Where are the buttons she told me about that control the lights and the music. I kill the lights. Instead of a light blue faint light it’s completely dark. I love it. I listen to the music for a few minutes I’m trying to just find the most comfortable space for me. Maybe it’s this music maybe it’s not. I put my arms above my head, below my head. I’m thinking about the random stuff in life. Do I want to podcast? Do I want to keep blogging? How will the Wolves be this year? Do the Twins flip guys at the deadline? Do I like my arms by my side more than above my head? Wow my ankle is typically sore from a bad sprain years ago and it feels different. It doesn’t feel good but it’s like when people say they can tell it’s going to rain that feeling i your bones. Slowly I flex my ankle to feel everything in it. I’m trying to find the bounds of the tub. Can I float side to side and top to bottom? Where can or should I position my leg to maximize the feeling in my ankle? The Twins really should unload four or more guys. I mean they aren’t going to the playoffs so why not get something for the impending free agents? My right shoulder blade almost always has a knot in it. I’m thinking about that and the feeling in my ankle. I’m trying to focus on the not relaxing and as if on command it starts too. Then I’m wondering if it was just happening and I felt it then intuitively thought about it and created some sort of internal feedback loop. I can’t believe the Wolves hired Thibs and now I can’t believe we haven’t fired him. Thoughts slide out and I focus more on my body. I can feel that shoulder gently relaxing. My neck feels good. I am just enjoying the way the water makes your skin feel so smooth.

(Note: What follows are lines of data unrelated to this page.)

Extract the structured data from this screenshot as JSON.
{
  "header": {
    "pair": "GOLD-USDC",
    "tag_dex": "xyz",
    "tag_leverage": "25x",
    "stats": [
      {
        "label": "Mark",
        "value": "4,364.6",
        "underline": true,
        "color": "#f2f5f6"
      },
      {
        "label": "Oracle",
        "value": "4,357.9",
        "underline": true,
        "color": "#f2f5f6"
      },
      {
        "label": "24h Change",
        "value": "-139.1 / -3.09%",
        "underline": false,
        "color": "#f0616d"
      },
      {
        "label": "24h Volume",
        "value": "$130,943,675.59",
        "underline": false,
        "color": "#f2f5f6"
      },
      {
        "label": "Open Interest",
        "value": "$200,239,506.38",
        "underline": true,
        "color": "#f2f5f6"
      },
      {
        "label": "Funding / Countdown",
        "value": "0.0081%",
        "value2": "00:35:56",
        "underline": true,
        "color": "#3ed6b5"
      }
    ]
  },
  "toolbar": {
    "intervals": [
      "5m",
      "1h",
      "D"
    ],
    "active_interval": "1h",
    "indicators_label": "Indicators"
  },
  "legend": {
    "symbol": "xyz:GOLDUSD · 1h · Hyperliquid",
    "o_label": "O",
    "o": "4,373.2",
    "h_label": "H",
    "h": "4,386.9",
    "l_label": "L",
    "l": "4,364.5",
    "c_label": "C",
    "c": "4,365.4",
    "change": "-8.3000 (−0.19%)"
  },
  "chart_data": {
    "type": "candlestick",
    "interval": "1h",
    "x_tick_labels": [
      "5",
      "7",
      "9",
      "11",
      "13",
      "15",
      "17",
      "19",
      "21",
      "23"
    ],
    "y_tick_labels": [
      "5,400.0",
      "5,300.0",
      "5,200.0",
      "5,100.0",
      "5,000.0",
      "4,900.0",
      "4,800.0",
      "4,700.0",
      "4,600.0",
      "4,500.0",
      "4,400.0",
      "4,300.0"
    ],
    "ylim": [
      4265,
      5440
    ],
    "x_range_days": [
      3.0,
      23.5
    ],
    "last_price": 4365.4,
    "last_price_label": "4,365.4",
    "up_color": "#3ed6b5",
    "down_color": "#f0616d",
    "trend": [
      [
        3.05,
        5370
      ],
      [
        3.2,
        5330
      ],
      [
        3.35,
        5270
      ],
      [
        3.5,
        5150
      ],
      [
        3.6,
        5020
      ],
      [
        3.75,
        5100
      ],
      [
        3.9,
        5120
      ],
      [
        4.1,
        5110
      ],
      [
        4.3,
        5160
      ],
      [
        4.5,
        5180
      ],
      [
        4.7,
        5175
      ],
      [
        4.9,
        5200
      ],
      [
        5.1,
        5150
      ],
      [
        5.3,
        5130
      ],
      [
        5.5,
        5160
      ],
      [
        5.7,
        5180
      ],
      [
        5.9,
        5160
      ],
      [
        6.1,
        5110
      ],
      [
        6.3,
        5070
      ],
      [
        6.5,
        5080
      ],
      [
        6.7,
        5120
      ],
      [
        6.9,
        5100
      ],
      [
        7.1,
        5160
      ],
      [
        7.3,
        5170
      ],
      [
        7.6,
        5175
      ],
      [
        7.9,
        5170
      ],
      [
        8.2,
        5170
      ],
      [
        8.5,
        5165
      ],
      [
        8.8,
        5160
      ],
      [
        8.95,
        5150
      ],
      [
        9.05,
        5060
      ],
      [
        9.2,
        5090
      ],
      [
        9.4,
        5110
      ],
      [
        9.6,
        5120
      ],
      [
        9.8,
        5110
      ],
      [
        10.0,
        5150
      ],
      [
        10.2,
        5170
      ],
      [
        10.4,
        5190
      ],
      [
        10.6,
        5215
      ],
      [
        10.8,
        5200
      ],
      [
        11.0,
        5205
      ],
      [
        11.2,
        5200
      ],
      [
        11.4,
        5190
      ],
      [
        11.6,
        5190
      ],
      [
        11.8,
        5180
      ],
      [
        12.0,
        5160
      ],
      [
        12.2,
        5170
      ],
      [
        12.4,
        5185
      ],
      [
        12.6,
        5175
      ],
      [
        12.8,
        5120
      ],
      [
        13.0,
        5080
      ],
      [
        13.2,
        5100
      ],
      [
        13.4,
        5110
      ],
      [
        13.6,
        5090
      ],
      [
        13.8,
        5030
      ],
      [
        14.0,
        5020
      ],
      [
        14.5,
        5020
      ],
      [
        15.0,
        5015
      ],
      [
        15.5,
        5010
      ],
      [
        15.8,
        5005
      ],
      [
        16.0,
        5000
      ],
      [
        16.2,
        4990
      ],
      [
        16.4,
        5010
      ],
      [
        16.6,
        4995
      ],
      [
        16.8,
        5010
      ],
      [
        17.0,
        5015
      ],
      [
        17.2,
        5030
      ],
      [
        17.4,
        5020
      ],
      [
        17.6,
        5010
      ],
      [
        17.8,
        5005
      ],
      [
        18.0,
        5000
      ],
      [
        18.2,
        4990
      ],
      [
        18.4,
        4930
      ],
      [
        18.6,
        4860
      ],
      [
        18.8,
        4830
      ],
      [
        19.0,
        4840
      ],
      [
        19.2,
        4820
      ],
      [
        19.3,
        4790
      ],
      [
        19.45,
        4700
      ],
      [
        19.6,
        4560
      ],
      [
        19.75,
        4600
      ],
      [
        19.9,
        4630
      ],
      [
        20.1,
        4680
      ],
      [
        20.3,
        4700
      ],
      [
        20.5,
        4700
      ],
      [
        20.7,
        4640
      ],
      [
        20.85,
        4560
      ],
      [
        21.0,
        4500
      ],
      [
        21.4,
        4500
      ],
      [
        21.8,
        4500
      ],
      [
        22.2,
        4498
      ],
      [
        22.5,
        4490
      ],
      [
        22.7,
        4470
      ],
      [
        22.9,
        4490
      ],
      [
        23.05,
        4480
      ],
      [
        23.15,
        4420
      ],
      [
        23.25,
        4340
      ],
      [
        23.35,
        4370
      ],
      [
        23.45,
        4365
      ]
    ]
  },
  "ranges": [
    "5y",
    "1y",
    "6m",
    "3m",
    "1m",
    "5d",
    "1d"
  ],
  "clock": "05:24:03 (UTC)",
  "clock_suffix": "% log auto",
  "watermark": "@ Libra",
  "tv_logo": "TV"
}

Instead of random thoughts about sports or politics I feel like I am choosing what’s next on tap. Floating side to side. Oh snap I sneeze. In the process I’m trying not to get any salt water in my mouth/nose. Success. I lay back in the tub. I like my damn lips. Horrible. I can’t explain how horrible it was to lick my lips. I’m back to floating and enjoying the weightlessness. Feeling my back, my neck, my legs, my arms and just every part of my body. My elbows seem to float hoveringly above the rest of my body. Like my elbows are hollow or styrofoam.

I start to feel warm and wonder if my time is up or nearing completion. Almost as soon as this thought creeps in the intercom cuts in and the women from the front desk tells me it’s time to shower. I get out shower and get dressed. The shower was amazing. Just more cleansing than most.

Overall I enjoyed it. I found it easier to focus. To be clear minded. Relaxed. It was good. I book another. More to come.